The photon echo cross peaks of the amide I and the amide I, II, III and A are displayed in Fig. 5 (Eq. (5.20), (5.23) and (5.24) in Ref. ([28])). The absolute value spectra of the 4 cross peaks are featureless due to the helical structure. The band width along the ω₁ and ω₃ direction corresponds to the inhomogeneous frequency distributions of the amide I and the 4 amide modes. The imaginary (absorptive) parts of the signals have more structure. Unlike NMA [14] where positive excited state absorption and negative ground state bleach peaks have similar intensities in a given cross peak, the negative peaks here are stronger. As a result, the negative peaks involve the two pairs of the transitions between the ground state and the amide fundamental states and the orientational averages of the product of these IR transition dipoles moments contributing to the signals are always positive [28]. The combination states give positive peaks and the product of the transition dipole moments can be negative due to the anharmonicities. The negative peaks from different pathways accumulate to form the strong peaks. Positive peaks from different Liouville space paths may cancel out. It should be noted that lifetime broadening could also contribute to the cross peak bandshapes and is expected to broaden more the positive excited state absorption peak. This effect is not included in the present simulation.

Fig. 5.

Photon echo cross peaks of the amide I and all 4 amide modes. Top: imaginary part; bottom: absolute value amplitude. Calculations made using Eq. (5.20), (5.23) and (5.24) in Ref. ([28].)

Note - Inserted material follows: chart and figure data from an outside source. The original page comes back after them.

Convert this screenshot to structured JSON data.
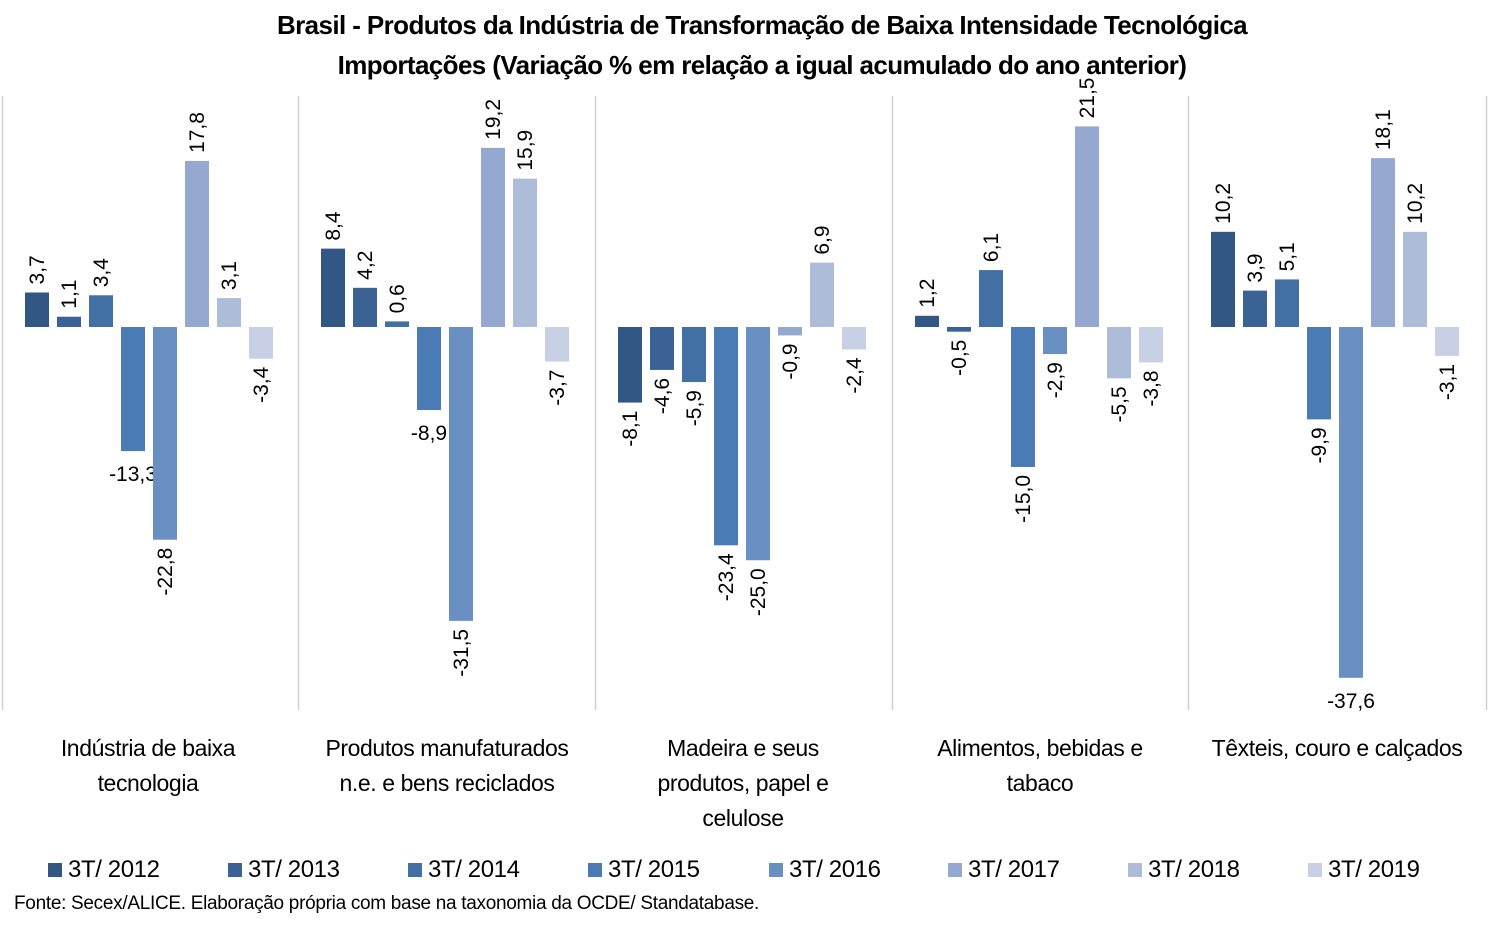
{
  "chart_data": {
    "type": "bar",
    "title": "Brasil - Produtos da Indústria de Transformação de Baixa Intensidade Tecnológica",
    "subtitle": "Importações (Variação % em relação a igual acumulado do ano anterior)",
    "xlabel": "",
    "ylabel": "",
    "ylim": [
      -38,
      24
    ],
    "grid": false,
    "legend_position": "bottom",
    "decimal_separator": ",",
    "categories": [
      "Indústria de baixa tecnologia",
      "Produtos manufaturados n.e. e bens reciclados",
      "Madeira e seus produtos, papel e celulose",
      "Alimentos, bebidas e tabaco",
      "Têxteis, couro e calçados"
    ],
    "category_lines": [
      [
        "Indústria de baixa",
        "tecnologia"
      ],
      [
        "Produtos manufaturados",
        "n.e. e bens reciclados"
      ],
      [
        "Madeira e seus",
        "produtos, papel e",
        "celulose"
      ],
      [
        "Alimentos, bebidas e",
        "tabaco"
      ],
      [
        "Têxteis, couro e calçados"
      ]
    ],
    "series": [
      {
        "name": "3T/ 2012",
        "color": "#335784",
        "values": [
          3.7,
          8.4,
          -8.1,
          1.2,
          10.2
        ]
      },
      {
        "name": "3T/ 2013",
        "color": "#3b6294",
        "values": [
          1.1,
          4.2,
          -4.6,
          -0.5,
          3.9
        ]
      },
      {
        "name": "3T/ 2014",
        "color": "#4270a5",
        "values": [
          3.4,
          0.6,
          -5.9,
          6.1,
          5.1
        ]
      },
      {
        "name": "3T/ 2015",
        "color": "#4a7bb4",
        "values": [
          -13.3,
          -8.9,
          -23.4,
          -15.0,
          -9.9
        ]
      },
      {
        "name": "3T/ 2016",
        "color": "#6a8fc3",
        "values": [
          -22.8,
          -31.5,
          -25.0,
          -2.9,
          -37.6
        ]
      },
      {
        "name": "3T/ 2017",
        "color": "#95a9d0",
        "values": [
          17.8,
          19.2,
          -0.9,
          21.5,
          18.1
        ]
      },
      {
        "name": "3T/ 2018",
        "color": "#adbdd9",
        "values": [
          3.1,
          15.9,
          6.9,
          -5.5,
          10.2
        ]
      },
      {
        "name": "3T/ 2019",
        "color": "#c7d0e4",
        "values": [
          -3.4,
          -3.7,
          -2.4,
          -3.8,
          -3.1
        ]
      }
    ],
    "horizontal_data_labels": [
      [
        3,
        0
      ],
      [
        3,
        1
      ],
      [
        4,
        4
      ]
    ],
    "source": "Fonte: Secex/ALICE. Elaboração própria com base na taxonomia da OCDE/ Standatabase."
  }
}
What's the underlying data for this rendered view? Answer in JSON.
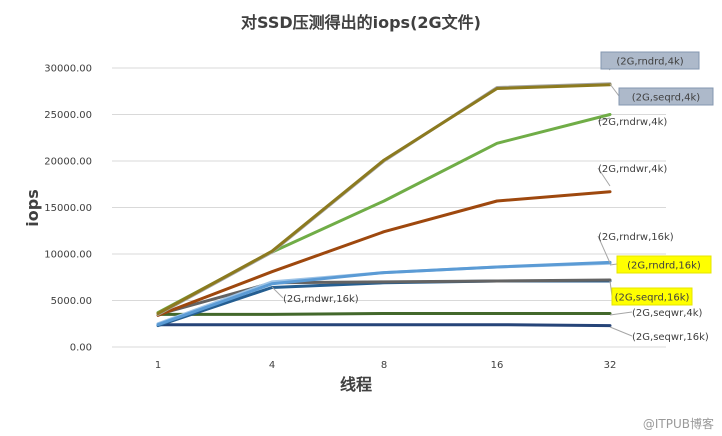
{
  "chart_data": {
    "type": "line",
    "title": "对SSD压测得出的iops(2G文件)",
    "xlabel": "线程",
    "ylabel": "iops",
    "categories": [
      "1",
      "4",
      "8",
      "16",
      "32"
    ],
    "ylim": [
      0,
      30000
    ],
    "yticks": [
      "0.00",
      "5000.00",
      "10000.00",
      "15000.00",
      "20000.00",
      "25000.00",
      "30000.00"
    ],
    "grid": true,
    "legend": "none",
    "series": [
      {
        "name": "(2G,rndrd,4k)",
        "color": "#8c7a1f",
        "values": [
          3600,
          10300,
          20100,
          27800,
          28200
        ],
        "label_style": "box-gray"
      },
      {
        "name": "(2G,seqrd,4k)",
        "color": "#a5a5a5",
        "values": [
          3500,
          10200,
          20000,
          27900,
          28300
        ],
        "label_style": "box-gray"
      },
      {
        "name": "(2G,rndrw,4k)",
        "color": "#70ad47",
        "values": [
          3700,
          10200,
          15700,
          21900,
          25000
        ],
        "label_style": "plain"
      },
      {
        "name": "(2G,rndwr,4k)",
        "color": "#9e480e",
        "values": [
          3400,
          8100,
          12400,
          15700,
          16700
        ],
        "label_style": "plain"
      },
      {
        "name": "(2G,rndrw,16k)",
        "color": "#9dc3e6",
        "values": [
          2500,
          7000,
          8000,
          8600,
          9000
        ],
        "label_style": "plain"
      },
      {
        "name": "(2G,rndrd,16k)",
        "color": "#5b9bd5",
        "values": [
          2400,
          6800,
          8000,
          8600,
          9100
        ],
        "label_style": "box-yellow"
      },
      {
        "name": "(2G,seqrd,16k)",
        "color": "#636363",
        "values": [
          3500,
          6900,
          7000,
          7100,
          7200
        ],
        "label_style": "box-yellow"
      },
      {
        "name": "(2G,rndwr,16k)",
        "color": "#255e91",
        "values": [
          2300,
          6400,
          6900,
          7100,
          7100
        ],
        "label_style": "plain"
      },
      {
        "name": "(2G,seqwr,4k)",
        "color": "#43682b",
        "values": [
          3500,
          3500,
          3600,
          3600,
          3600
        ],
        "label_style": "plain"
      },
      {
        "name": "(2G,seqwr,16k)",
        "color": "#264478",
        "values": [
          2400,
          2400,
          2400,
          2400,
          2300
        ],
        "label_style": "plain"
      }
    ]
  },
  "watermark": "@ITPUB博客"
}
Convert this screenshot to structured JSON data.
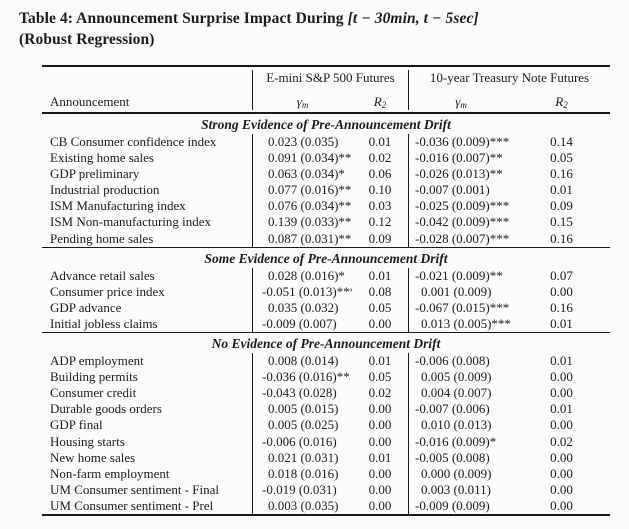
{
  "title": {
    "prefix": "Table 4: Announcement Surprise Impact During ",
    "math": "[t − 30min, t − 5sec]",
    "line2": "(Robust Regression)"
  },
  "colors": {
    "background": "#fcfcfc",
    "text": "#1b1b1b",
    "rule": "#1a1a1a"
  },
  "table": {
    "header": {
      "announcement_label": "Announcement",
      "groups": [
        {
          "label": "E-mini S&P 500 Futures"
        },
        {
          "label": "10-year Treasury Note Futures"
        }
      ],
      "gamma": {
        "symbol": "γ",
        "sub": "m"
      },
      "r2": {
        "symbol": "R",
        "sup": "2"
      }
    },
    "sections": [
      {
        "title": "Strong Evidence of Pre-Announcement Drift",
        "rows": [
          {
            "announcement": "CB Consumer confidence index",
            "sp_gamma": "0.023 (0.035)",
            "sp_r2": "0.01",
            "tn_gamma": "-0.036 (0.009)***",
            "tn_r2": "0.14"
          },
          {
            "announcement": "Existing home sales",
            "sp_gamma": "0.091 (0.034)***",
            "sp_r2": "0.02",
            "tn_gamma": "-0.016 (0.007)**",
            "tn_r2": "0.05"
          },
          {
            "announcement": "GDP preliminary",
            "sp_gamma": "0.063 (0.034)*",
            "sp_r2": "0.06",
            "tn_gamma": "-0.026 (0.013)**",
            "tn_r2": "0.16"
          },
          {
            "announcement": "Industrial production",
            "sp_gamma": "0.077 (0.016)***",
            "sp_r2": "0.10",
            "tn_gamma": "-0.007 (0.001)",
            "tn_r2": "0.01"
          },
          {
            "announcement": "ISM Manufacturing index",
            "sp_gamma": "0.076 (0.034)**",
            "sp_r2": "0.03",
            "tn_gamma": "-0.025 (0.009)***",
            "tn_r2": "0.09"
          },
          {
            "announcement": "ISM Non-manufacturing index",
            "sp_gamma": "0.139 (0.033)***",
            "sp_r2": "0.12",
            "tn_gamma": "-0.042 (0.009)***",
            "tn_r2": "0.15"
          },
          {
            "announcement": "Pending home sales",
            "sp_gamma": "0.087 (0.031)***",
            "sp_r2": "0.09",
            "tn_gamma": "-0.028 (0.007)***",
            "tn_r2": "0.16"
          }
        ]
      },
      {
        "title": "Some Evidence of Pre-Announcement Drift",
        "rows": [
          {
            "announcement": "Advance retail sales",
            "sp_gamma": "0.028 (0.016)*",
            "sp_r2": "0.01",
            "tn_gamma": "-0.021 (0.009)**",
            "tn_r2": "0.07"
          },
          {
            "announcement": "Consumer price index",
            "sp_gamma": "-0.051 (0.013)***",
            "sp_r2": "0.08",
            "tn_gamma": "0.001 (0.009)",
            "tn_r2": "0.00"
          },
          {
            "announcement": "GDP advance",
            "sp_gamma": "0.035 (0.032)",
            "sp_r2": "0.05",
            "tn_gamma": "-0.067 (0.015)***",
            "tn_r2": "0.16"
          },
          {
            "announcement": "Initial jobless claims",
            "sp_gamma": "-0.009 (0.007)",
            "sp_r2": "0.00",
            "tn_gamma": "0.013 (0.005)***",
            "tn_r2": "0.01"
          }
        ]
      },
      {
        "title": "No Evidence of Pre-Announcement Drift",
        "rows": [
          {
            "announcement": "ADP employment",
            "sp_gamma": "0.008 (0.014)",
            "sp_r2": "0.01",
            "tn_gamma": "-0.006 (0.008)",
            "tn_r2": "0.01"
          },
          {
            "announcement": "Building permits",
            "sp_gamma": "-0.036 (0.016)**",
            "sp_r2": "0.05",
            "tn_gamma": "0.005 (0.009)",
            "tn_r2": "0.00"
          },
          {
            "announcement": "Consumer credit",
            "sp_gamma": "-0.043 (0.028)",
            "sp_r2": "0.02",
            "tn_gamma": "0.004 (0.007)",
            "tn_r2": "0.00"
          },
          {
            "announcement": "Durable goods orders",
            "sp_gamma": "0.005 (0.015)",
            "sp_r2": "0.00",
            "tn_gamma": "-0.007 (0.006)",
            "tn_r2": "0.01"
          },
          {
            "announcement": "GDP final",
            "sp_gamma": "0.005 (0.025)",
            "sp_r2": "0.00",
            "tn_gamma": "0.010 (0.013)",
            "tn_r2": "0.00"
          },
          {
            "announcement": "Housing starts",
            "sp_gamma": "-0.006 (0.016)",
            "sp_r2": "0.00",
            "tn_gamma": "-0.016 (0.009)*",
            "tn_r2": "0.02"
          },
          {
            "announcement": "New home sales",
            "sp_gamma": "0.021 (0.031)",
            "sp_r2": "0.01",
            "tn_gamma": "-0.005 (0.008)",
            "tn_r2": "0.00"
          },
          {
            "announcement": "Non-farm employment",
            "sp_gamma": "0.018 (0.016)",
            "sp_r2": "0.00",
            "tn_gamma": "0.000 (0.009)",
            "tn_r2": "0.00"
          },
          {
            "announcement": "UM Consumer sentiment - Final",
            "sp_gamma": "-0.019 (0.031)",
            "sp_r2": "0.00",
            "tn_gamma": "0.003 (0.011)",
            "tn_r2": "0.00"
          },
          {
            "announcement": "UM Consumer sentiment - Prel",
            "sp_gamma": "0.003 (0.035)",
            "sp_r2": "0.00",
            "tn_gamma": "-0.009 (0.009)",
            "tn_r2": "0.00"
          }
        ]
      }
    ]
  }
}
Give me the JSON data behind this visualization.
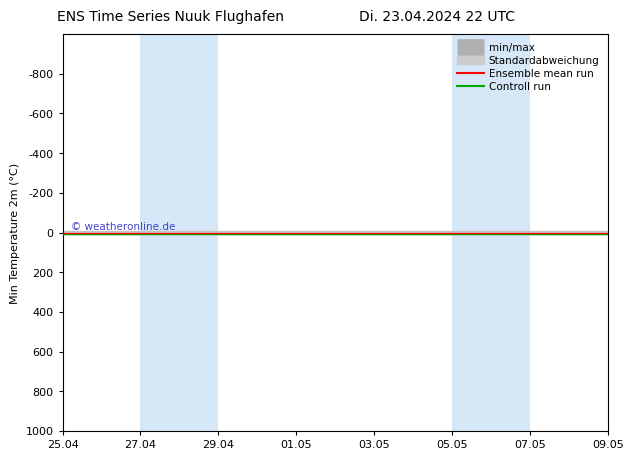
{
  "title_left": "ENS Time Series Nuuk Flughafen",
  "title_right": "Di. 23.04.2024 22 UTC",
  "ylabel": "Min Temperature 2m (°C)",
  "ylim": [
    -1000,
    1000
  ],
  "yticks": [
    -800,
    -600,
    -400,
    -200,
    0,
    200,
    400,
    600,
    800,
    1000
  ],
  "xtick_labels": [
    "25.04",
    "27.04",
    "29.04",
    "01.05",
    "03.05",
    "05.05",
    "07.05",
    "09.05"
  ],
  "xtick_positions": [
    0,
    2,
    4,
    6,
    8,
    10,
    12,
    14
  ],
  "xlim": [
    0,
    14
  ],
  "shaded_bands": [
    {
      "x_start": 2,
      "x_end": 4
    },
    {
      "x_start": 10,
      "x_end": 12
    }
  ],
  "shaded_color": "#d6e8f7",
  "control_run_color": "#00aa00",
  "ensemble_mean_color": "#ff0000",
  "minmax_color": "#c0c0c0",
  "stddev_color": "#d8d8d8",
  "background_color": "#ffffff",
  "plot_area_color": "#ffffff",
  "watermark_text": "© weatheronline.de",
  "watermark_color": "#4444cc",
  "legend_labels": [
    "min/max",
    "Standardabweichung",
    "Ensemble mean run",
    "Controll run"
  ],
  "legend_colors_line": [
    "#b0b0b0",
    "#cccccc",
    "#ff0000",
    "#00aa00"
  ],
  "title_fontsize": 10,
  "axis_fontsize": 8,
  "tick_fontsize": 8,
  "legend_fontsize": 7.5
}
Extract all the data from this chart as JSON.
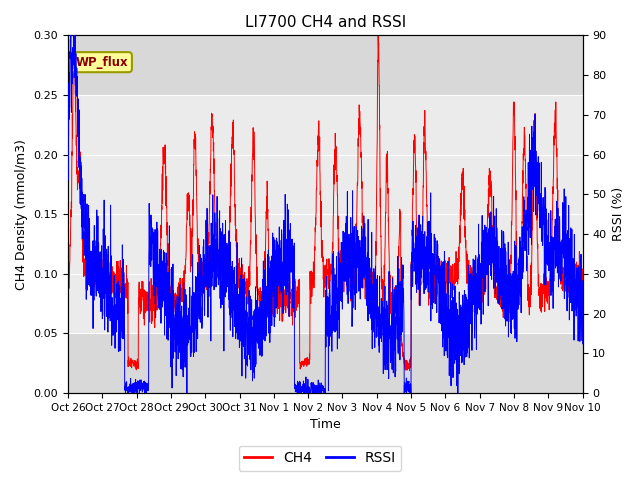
{
  "title": "LI7700 CH4 and RSSI",
  "xlabel": "Time",
  "ylabel_left": "CH4 Density (mmol/m3)",
  "ylabel_right": "RSSI (%)",
  "site_label": "WP_flux",
  "ylim_left": [
    0.0,
    0.3
  ],
  "ylim_right": [
    0,
    90
  ],
  "yticks_left": [
    0.0,
    0.05,
    0.1,
    0.15,
    0.2,
    0.25,
    0.3
  ],
  "yticks_right": [
    0,
    10,
    20,
    30,
    40,
    50,
    60,
    70,
    80,
    90
  ],
  "xtick_labels": [
    "Oct 26",
    "Oct 27",
    "Oct 28",
    "Oct 29",
    "Oct 30",
    "Oct 31",
    "Nov 1",
    "Nov 2",
    "Nov 3",
    "Nov 4",
    "Nov 5",
    "Nov 6",
    "Nov 7",
    "Nov 8",
    "Nov 9",
    "Nov 10"
  ],
  "ch4_color": "#FF0000",
  "rssi_color": "#0000FF",
  "bg_outer": "#D8D8D8",
  "bg_inner": "#EBEBEB",
  "legend_ch4": "CH4",
  "legend_rssi": "RSSI",
  "site_label_bg": "#FFFF99",
  "site_label_border": "#999900",
  "site_label_color": "#8B0000",
  "figsize": [
    6.4,
    4.8
  ],
  "dpi": 100
}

To investigate the bandshape sensitivity to the couplings between the amide modes in different amide units, the amide I - III, I - A cross peaks and the amide I - I diagonal peak were also calculated by turning off these couplings. Comparison with the original calculations is shown in Fig. 6. There is no significant difference in the bandshape and the intensity of the amide I - A cross peak, which is consistent to the highly localized amide A eigenstates (Fig. 3). The positive peaks of amide I - III and I - I regions are stronger when the couplings are switched off. The amide I - I bandshapes significantly depends on the couplings. Both negative and positive peaks are more elongated in the diagonal direction when the couplings are switched off.

Fig. 6.

Photo echo cross peaks with (top) and without (bottom) amide couplings between different amide units, as indicated.